Yabancılar En Çok Neyi Merak Ediyor?
Son iki aydır Türkiye'de mukim olan yabancı markalarla ve diplomatik temsilcilerle toplantılar yapıyorum. Yurt dışındaki genel merkez başkanları ya da başkan yardımcıları düzeyinde yapılan bu toplantıların, karşılıklı olarak faydalı geçtiğini söyleyebilirim.
Diplomatik temsilciler, ekonomi haricinde pek soru sormuyor. Ticaretin ve ilişkilerin prensipler dâhilinde devamı için çalışıyorlar. Diğer taraftan çok uluslu firmalar ve küresel markalar, iki önemli konuyu merak ediyor:
• Kur ve enflasyon ne olacak?
• Seçim ne zaman olacak ve nasıl sonuçlanacak?
Bu arada tedarik zincirinin kopması ile beraber Türkiye'nin Avrupa'ya yakınlığından elde ettiği ek ihracatın, kalıcı olup olmayacağı da merak ediliyor. Açıkçası "kaliteli ürün ve ucuz iş gücü" kavramının içini dolduran bir ülke olmak, 1990'lara ait bir durumdu. Maalesef bugün de aynı durumdayız ve markalar üretimlerini kaydırmak için bunun devam edip edemeyeceğini merak ediyor. Üzücü olan bir başka gerçek de şu: Bu markaların düşük maliyet için Türkiye'yi seçmeleri, ürünlerin daha düşük fiyatla satılmaları sonucunu getirmeyecek. Çünkü her markanın bir fiyat stratejisi var ne aşağıya inebilirler ne de üzerine çıkabilirler.
UCUZ İŞ GÜCÜNÜN BİZE FAYDASI VAR MI?
Dünyanın tüm markaları ve firmaları, ne kadar kendi piyasalarına hâkim olurlarsa olsun, rakiplere göre fiyatlarını belirleyerek yola devam ediyorlar. Bu doğrultuda "uçtan uca" tüm süreçlerin dâhil edildiği bir planlama ile yola devam ediyorlar. Kapasite, tedarik, enerji, lojistik ve finansmanın yanında ülkelerin hukuk sistemleri de büyük önem taşıyor.

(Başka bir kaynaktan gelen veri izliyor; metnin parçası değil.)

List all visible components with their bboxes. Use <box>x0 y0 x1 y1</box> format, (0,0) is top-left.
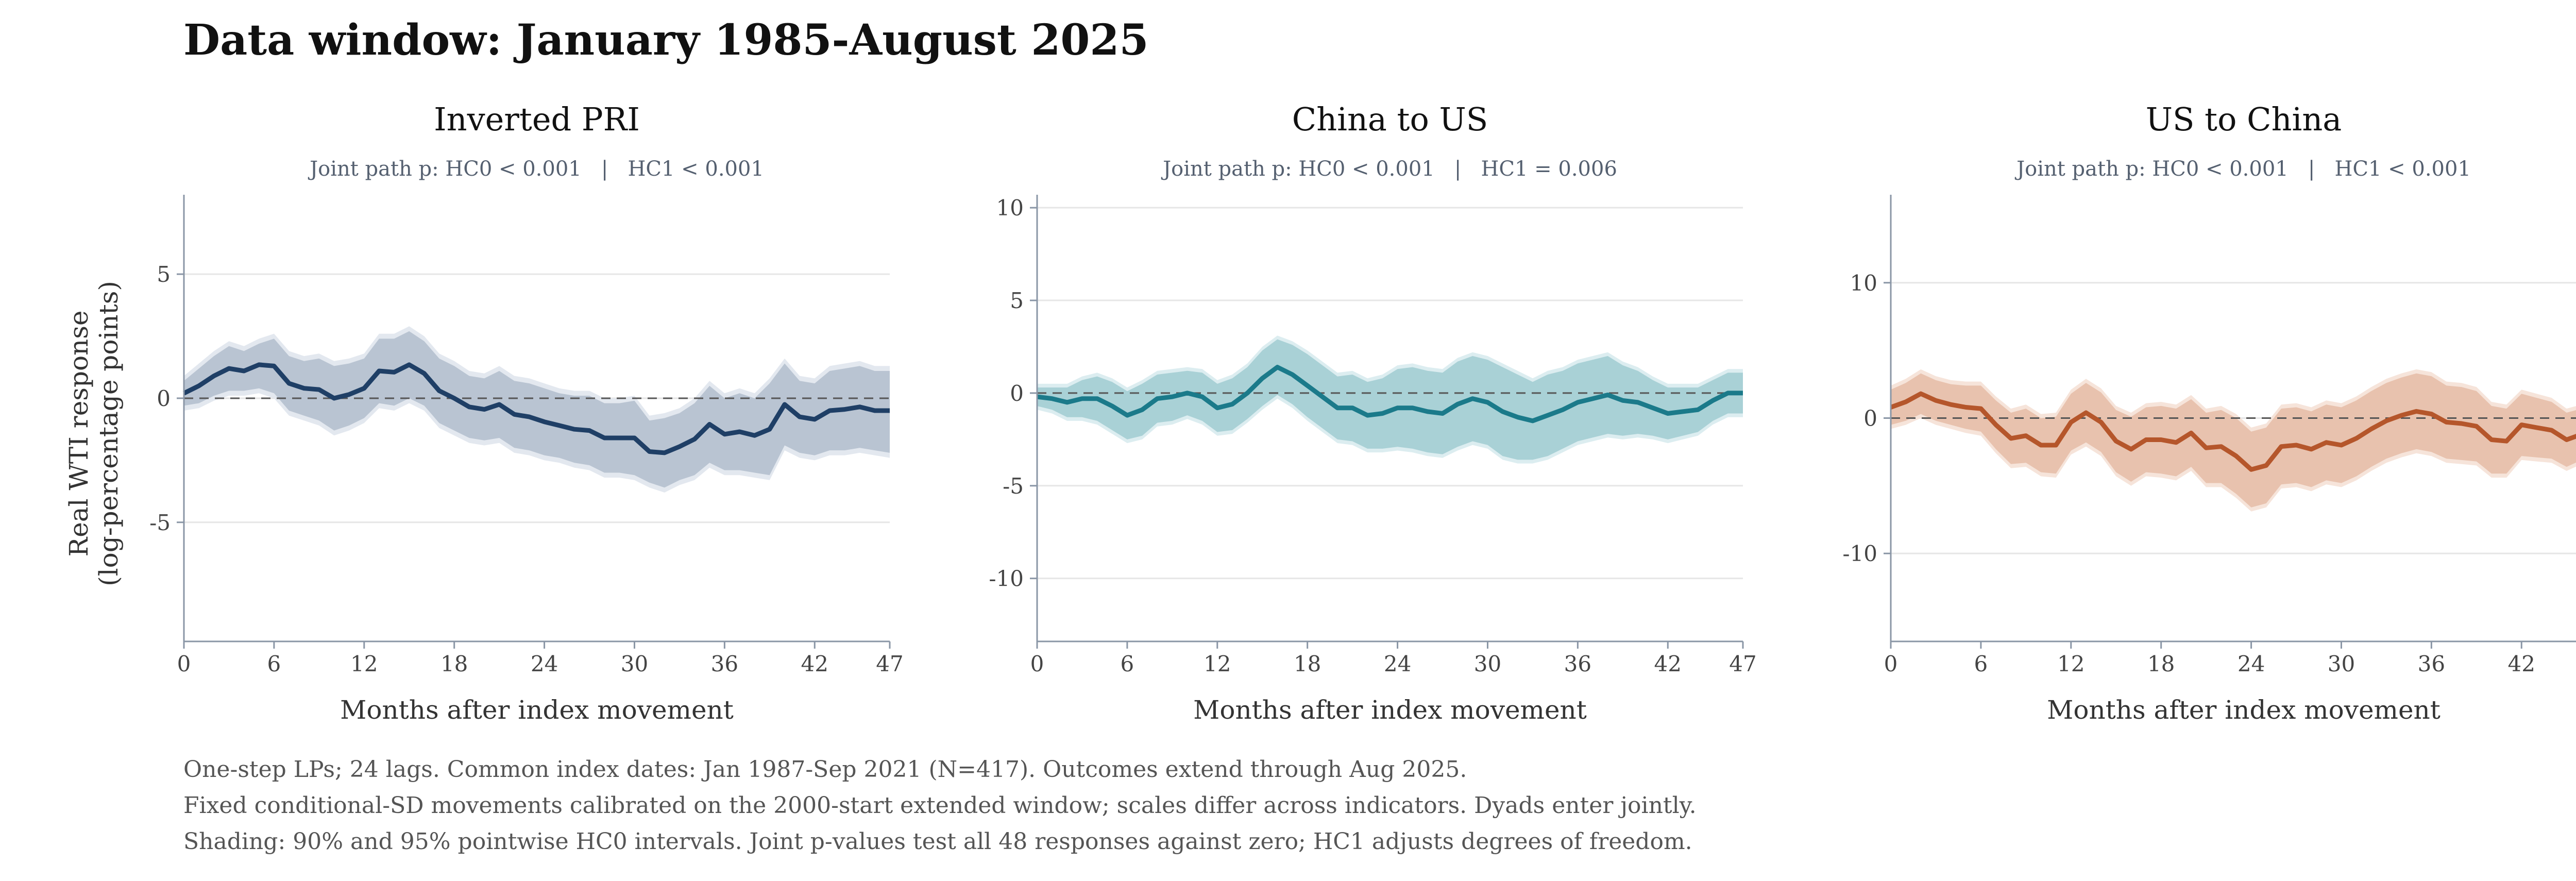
panel-2: 0 6 12 18 24 30 36 42 47 10 5 0 -5 -10 China to US Join… <box>989 100 1756 725</box>
y-tick-label: 0 <box>1010 381 1024 406</box>
x-tick-label: 42 <box>2508 651 2535 676</box>
band-90-interval <box>184 331 890 488</box>
panel-subtitle: Joint path p: HC0 < 0.001 | HC1 = 0.006 <box>1161 157 1617 181</box>
y-tick-label: 5 <box>1010 288 1024 313</box>
x-tick-label: 47 <box>876 651 903 676</box>
x-tick-label: 24 <box>1384 651 1411 676</box>
x-axis-label: Months after index movement <box>1193 695 1587 725</box>
y-axis-label: Real WTI response(log-percentage points) <box>64 281 124 586</box>
x-tick-label: 24 <box>531 651 558 676</box>
panel-subtitle: Joint path p: HC0 < 0.001 | HC1 < 0.001 <box>2014 157 2471 181</box>
x-tick-label: 12 <box>1204 651 1231 676</box>
x-axis-label: Months after index movement <box>340 695 734 725</box>
y-tick-label: 5 <box>157 262 171 287</box>
x-tick-label: 18 <box>1294 651 1321 676</box>
panel-title: China to US <box>1292 100 1488 138</box>
x-tick-label: 6 <box>267 651 281 676</box>
x-tick-label: 24 <box>2238 651 2265 676</box>
x-tick-label: 12 <box>2057 651 2084 676</box>
figure-canvas: 0 6 12 18 24 30 36 42 47 5 0 -5 Inverted PRI Joint pa… <box>64 100 2576 725</box>
x-axis-label: Months after index movement <box>2047 695 2441 725</box>
y-tick-label: -5 <box>1003 473 1024 499</box>
x-tick-label: 18 <box>2147 651 2175 676</box>
band-90-interval <box>1037 339 1743 460</box>
x-tick-label: 36 <box>2418 651 2445 676</box>
x-tick-label: 30 <box>2328 651 2355 676</box>
x-tick-label: 12 <box>350 651 378 676</box>
x-tick-label: 6 <box>1974 651 1988 676</box>
y-tick-label: -5 <box>149 510 171 535</box>
y-tick-label: -10 <box>989 566 1024 591</box>
x-tick-label: 30 <box>1474 651 1501 676</box>
panel-1: 0 6 12 18 24 30 36 42 47 5 0 -5 Inverted PRI Joint pa… <box>64 100 904 725</box>
panel-title: US to China <box>2146 100 2342 138</box>
estimate-line <box>183 362 890 455</box>
figure-title: Data window: January 1985-August 2025 <box>183 15 1149 65</box>
x-tick-label: 18 <box>440 651 468 676</box>
estimate-line <box>1890 391 2576 472</box>
y-tick-label: 0 <box>1863 406 1877 431</box>
x-tick-label: 47 <box>1729 651 1756 676</box>
band-90-interval <box>1891 373 2576 507</box>
x-tick-label: 36 <box>711 651 738 676</box>
x-tick-label: 0 <box>1884 651 1898 676</box>
x-tick-label: 30 <box>621 651 648 676</box>
x-tick-label: 42 <box>1654 651 1682 676</box>
y-tick-label: 0 <box>157 386 171 411</box>
x-tick-label: 36 <box>1564 651 1591 676</box>
panel-subtitle: Joint path p: HC0 < 0.001 | HC1 < 0.001 <box>308 157 764 181</box>
x-tick-label: 42 <box>801 651 828 676</box>
x-tick-label: 0 <box>1030 651 1044 676</box>
y-tick-label: -10 <box>1842 541 1877 566</box>
footnote-2: Fixed conditional-SD movements calibrate… <box>183 792 1697 819</box>
y-tick-label: 10 <box>1850 270 1877 296</box>
panel-title: Inverted PRI <box>434 100 640 138</box>
y-tick-label: 10 <box>996 195 1024 221</box>
footnote-1: One-step LPs; 24 lags. Common index date… <box>183 756 1467 783</box>
footnote-3: Shading: 90% and 95% pointwise HC0 inter… <box>183 828 1692 855</box>
x-tick-label: 0 <box>177 651 191 676</box>
x-tick-label: 6 <box>1121 651 1134 676</box>
estimate-line <box>1037 365 1743 423</box>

Rejimin demokratik ya da totaliter olmasından çok, herhangi bir sorun çıktığında muhatabın fazla sayıda ya da muğlak olmamasına bakıyorlar. Bu sebeple seçim sistemi ve seçimlerin akıbetini merak ediyorlar.
Küresel markaların hassas olduğu noktalarda çocuk işçi çalıştırmama, çevreye duyarlılık, rüşvet ya da suistimale karışmama gibi konuları sıralayabilirim. Mali konuların yanında belki de daha fazla bu konularla ilgileniyorlar. Olumsuz bir haberle, borsalarda sert şekilde değer kaybettikleri, üst düzey yöneticileri istifa etmek zorunda kaldıkları için öyle işlere karışmamak amacıyla özel departmanlar bile oluşturulmuş durumda. Bu departmanlar, sosyal medya üzerinden de küresel olarak gelişmeleri yakından takip ediyor.
Özetle zor zamanlardan geçerken markaların maliyet odaklı olarak Türkiye'yi incelemeye aldıkları ancak seçim senaryoları konusunda tereddütlü oldukları, enflasyon ve kur artışlarının onları endişeye sevk ettiği anlaşılıyor. Ancak yine de vazgeçmiyorlar Türkiye'den... Bunu da görmezden gelemeyiz.